We greatly appreciate the opportunity for this rebuttal and hope our responses address the reviewer’s concerns. Thanks once again!
[1] Kamimoto K, Stringa B, Hoffmann C M, et al. Dissecting cell identity via network inference and in silico gene perturbation[J]. Nature, 2023, 614(7949): 742-751.
We greatly appreciate the reviewers’ feedback and hope they respect others’ work with careful consideration. During the rebuttal phase, we value constructive and evidence-based discussions rather than dismissive or careless remarks. We have thoroughly addressed all the concerns you raised, and if you have further questions, we kindly request your response. Thank you!
Thanks for the responses to the comments from all the reviewers. The removal of the NicheNet prior from the pipeline in response to another reviewer is a good demonstration of the performance of the method without the possibility of circularity, which was my biggest concern. I have raised my score.
We are very pleased to have resolved your concerns and are grateful for the reviewer’s decision to improve our score. We hope this article will also prove helpful to you.
The paper introduces a novel method for inferring gene regulatory networks (GRNs) using a transformer-based model. MTGRN identifies three crucial genes associated with mouse embryonic stem cell development.
Strengths include the methodology of using single-cell data and incorporating temporal and spatial blocks. The performance appears to be better than other multimodal approaches. Finally, the ability to conduct perturbation experiments and model changes in cell identity adds practical value to the method.
Weaknesses focused on validation, novelty and experiments. There were concerns about the validation of the inferred GRNs, particularly the potential overlap between the prior knowledge and the ground truth networks. Some reviewers felt that the use of transformers for GRN inference had been explored before, limiting the novelty of the contribution. Ablation studies were suggested to provide more evidentiary support for the claims.

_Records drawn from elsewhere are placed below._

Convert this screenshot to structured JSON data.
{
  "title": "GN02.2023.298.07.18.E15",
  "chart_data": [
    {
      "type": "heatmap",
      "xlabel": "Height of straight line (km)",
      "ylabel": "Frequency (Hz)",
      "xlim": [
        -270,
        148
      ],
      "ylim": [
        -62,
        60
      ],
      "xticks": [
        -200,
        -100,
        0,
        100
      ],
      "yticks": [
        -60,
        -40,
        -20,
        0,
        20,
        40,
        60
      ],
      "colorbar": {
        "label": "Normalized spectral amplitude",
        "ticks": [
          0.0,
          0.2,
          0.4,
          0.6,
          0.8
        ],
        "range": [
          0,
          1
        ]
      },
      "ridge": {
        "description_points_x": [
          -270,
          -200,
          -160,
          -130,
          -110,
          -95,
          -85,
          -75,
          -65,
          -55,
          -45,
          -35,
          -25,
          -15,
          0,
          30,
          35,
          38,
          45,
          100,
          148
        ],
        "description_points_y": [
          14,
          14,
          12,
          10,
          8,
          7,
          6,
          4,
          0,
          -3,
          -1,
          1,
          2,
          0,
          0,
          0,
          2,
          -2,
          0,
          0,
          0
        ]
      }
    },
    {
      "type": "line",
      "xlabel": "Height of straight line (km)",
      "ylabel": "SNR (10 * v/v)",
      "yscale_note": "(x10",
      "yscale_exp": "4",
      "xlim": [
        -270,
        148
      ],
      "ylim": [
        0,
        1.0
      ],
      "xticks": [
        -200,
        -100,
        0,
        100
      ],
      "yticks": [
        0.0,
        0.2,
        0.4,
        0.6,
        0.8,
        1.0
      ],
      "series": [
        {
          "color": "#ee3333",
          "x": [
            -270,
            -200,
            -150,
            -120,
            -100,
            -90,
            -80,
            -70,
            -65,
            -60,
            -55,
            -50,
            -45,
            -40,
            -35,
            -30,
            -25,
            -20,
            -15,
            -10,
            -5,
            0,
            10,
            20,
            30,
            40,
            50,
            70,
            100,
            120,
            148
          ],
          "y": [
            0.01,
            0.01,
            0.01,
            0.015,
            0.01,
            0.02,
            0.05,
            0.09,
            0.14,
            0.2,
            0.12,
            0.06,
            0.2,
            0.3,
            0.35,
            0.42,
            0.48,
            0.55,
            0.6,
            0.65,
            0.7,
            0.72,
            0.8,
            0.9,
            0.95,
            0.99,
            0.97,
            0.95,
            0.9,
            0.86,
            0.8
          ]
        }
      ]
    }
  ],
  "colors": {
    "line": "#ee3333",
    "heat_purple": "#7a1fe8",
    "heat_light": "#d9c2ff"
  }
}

Overall, while the paper presents a promising approach with strong empirical performance, addressing the concerns about the use of prior knowledge, validation, and providing more technical details could strengthen the submission. There was support from the reviewers to pursue this line of research but at this time, the submission seems to be slightly below the bar for acceptance.
审稿人讨论附加意见
The reviewers and authors engaged in an extensive discussion. After the discussion period the reviewers engaged with the AE to summarize the comments and come to an agreement about the general recommendation for the paper. The authors raised concerns about the reviews which were considered thoroughly. Reviewing is a voluntary and unpaid activity; some reviewers are able to engage more than others due to other responsibilities. Furthermore, some reviewers are closer to the specific field of the paper while others may be more distant. The conference has mechanisms to allow for the program chairs to make informed recommendations based on input from all the reviews. I appreciate the engagement that the reviewers were able to provide the community.